CUMPRINC(rate, periods, amount, start_period, end_period <,type>)
Numeric. The interest rate per period.
Numeric. The number of payment periods in the term of the loan.
Numeric. The principal amount of the loan.
Numeric. The first period of the calculation.
Numeric. The last period of the calculation.
Optional. Numeric constant. Specifies whether payments are due at the beginning or end of the period. Use the default of 0 for payments that are due at the end of a period, or 1 for payments that are due at the beginning of a period.
Numeric.
You must use consistent units to specify rate and periods. For example, if you make monthly payments on a two-year loan at a rate of 6 percent, use 0.06/12 for rate and 2 * 12 for periods.
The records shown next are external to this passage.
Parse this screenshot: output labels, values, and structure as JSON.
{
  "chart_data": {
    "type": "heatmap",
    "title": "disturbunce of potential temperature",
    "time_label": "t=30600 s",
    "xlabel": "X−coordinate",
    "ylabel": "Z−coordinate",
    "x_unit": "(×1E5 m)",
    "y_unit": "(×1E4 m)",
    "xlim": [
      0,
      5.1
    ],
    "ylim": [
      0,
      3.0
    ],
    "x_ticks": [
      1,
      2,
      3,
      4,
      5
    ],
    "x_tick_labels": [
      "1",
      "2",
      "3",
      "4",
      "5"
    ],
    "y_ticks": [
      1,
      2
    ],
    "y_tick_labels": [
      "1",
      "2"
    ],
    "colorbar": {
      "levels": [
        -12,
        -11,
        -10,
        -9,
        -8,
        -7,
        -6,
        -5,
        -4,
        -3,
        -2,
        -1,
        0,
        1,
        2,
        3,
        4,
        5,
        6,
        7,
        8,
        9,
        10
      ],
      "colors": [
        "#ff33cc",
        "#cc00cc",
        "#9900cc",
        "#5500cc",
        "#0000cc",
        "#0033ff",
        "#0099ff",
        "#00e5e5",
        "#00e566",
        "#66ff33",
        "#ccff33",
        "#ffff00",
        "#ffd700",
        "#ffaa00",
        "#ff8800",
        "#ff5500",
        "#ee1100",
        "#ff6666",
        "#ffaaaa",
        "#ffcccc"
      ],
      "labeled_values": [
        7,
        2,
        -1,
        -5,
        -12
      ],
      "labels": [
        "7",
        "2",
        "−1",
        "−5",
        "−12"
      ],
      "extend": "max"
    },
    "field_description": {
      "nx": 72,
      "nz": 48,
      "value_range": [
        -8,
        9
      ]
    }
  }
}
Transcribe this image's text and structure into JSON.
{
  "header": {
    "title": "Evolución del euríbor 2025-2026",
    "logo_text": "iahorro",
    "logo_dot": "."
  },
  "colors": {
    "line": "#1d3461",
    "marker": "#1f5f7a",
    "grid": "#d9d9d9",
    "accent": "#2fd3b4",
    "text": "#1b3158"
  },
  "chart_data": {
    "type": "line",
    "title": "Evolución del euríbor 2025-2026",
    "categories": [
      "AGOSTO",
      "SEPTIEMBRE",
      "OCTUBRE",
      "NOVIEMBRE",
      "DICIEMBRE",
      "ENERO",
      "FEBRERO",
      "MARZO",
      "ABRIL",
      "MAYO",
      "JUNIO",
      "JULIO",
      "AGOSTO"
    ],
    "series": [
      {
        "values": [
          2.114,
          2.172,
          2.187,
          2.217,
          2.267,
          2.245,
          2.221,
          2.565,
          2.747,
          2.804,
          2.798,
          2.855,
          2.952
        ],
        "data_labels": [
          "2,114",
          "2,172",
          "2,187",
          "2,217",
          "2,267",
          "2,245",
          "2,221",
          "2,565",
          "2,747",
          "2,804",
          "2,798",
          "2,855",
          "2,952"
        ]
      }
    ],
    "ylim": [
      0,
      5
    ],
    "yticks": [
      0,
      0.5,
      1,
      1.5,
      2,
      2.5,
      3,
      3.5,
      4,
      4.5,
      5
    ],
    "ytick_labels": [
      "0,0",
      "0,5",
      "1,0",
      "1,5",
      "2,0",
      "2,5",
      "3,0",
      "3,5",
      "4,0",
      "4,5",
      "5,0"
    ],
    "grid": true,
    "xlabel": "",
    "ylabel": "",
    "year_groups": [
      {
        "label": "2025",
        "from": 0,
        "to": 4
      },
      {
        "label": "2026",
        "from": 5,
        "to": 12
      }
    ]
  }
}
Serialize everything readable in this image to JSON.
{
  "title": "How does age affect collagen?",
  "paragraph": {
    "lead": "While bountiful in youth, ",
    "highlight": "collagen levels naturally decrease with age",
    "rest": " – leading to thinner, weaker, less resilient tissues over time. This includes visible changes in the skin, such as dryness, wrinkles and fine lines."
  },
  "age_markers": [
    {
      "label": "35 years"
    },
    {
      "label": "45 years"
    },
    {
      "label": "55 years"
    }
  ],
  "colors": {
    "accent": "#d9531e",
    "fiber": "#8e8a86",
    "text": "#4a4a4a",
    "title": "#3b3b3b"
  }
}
If you make annual payments on the same loan, use 0.06 for rate and 2 for periods.
Calculating the principal repaid on a loan
Use the following to find the amount paid against the principal in the second year of a twenty-five year, $275,000 mortgage at 6.5 percent per annum, with payments due at the end of the month:
CUMPRINC(0.065 / 12, 12*25, 275000, 13, 24)
returns 4844.61. The amount paid against the principal is $4844.61.
Use the following to find the amount paid against the principal on the same mortgage in a single payment in the first month:
CUMPRINC(0.065 / 12, 12*25, 275000, 1, 1)
returns 367.24. The amount paid against the principal is $367.24.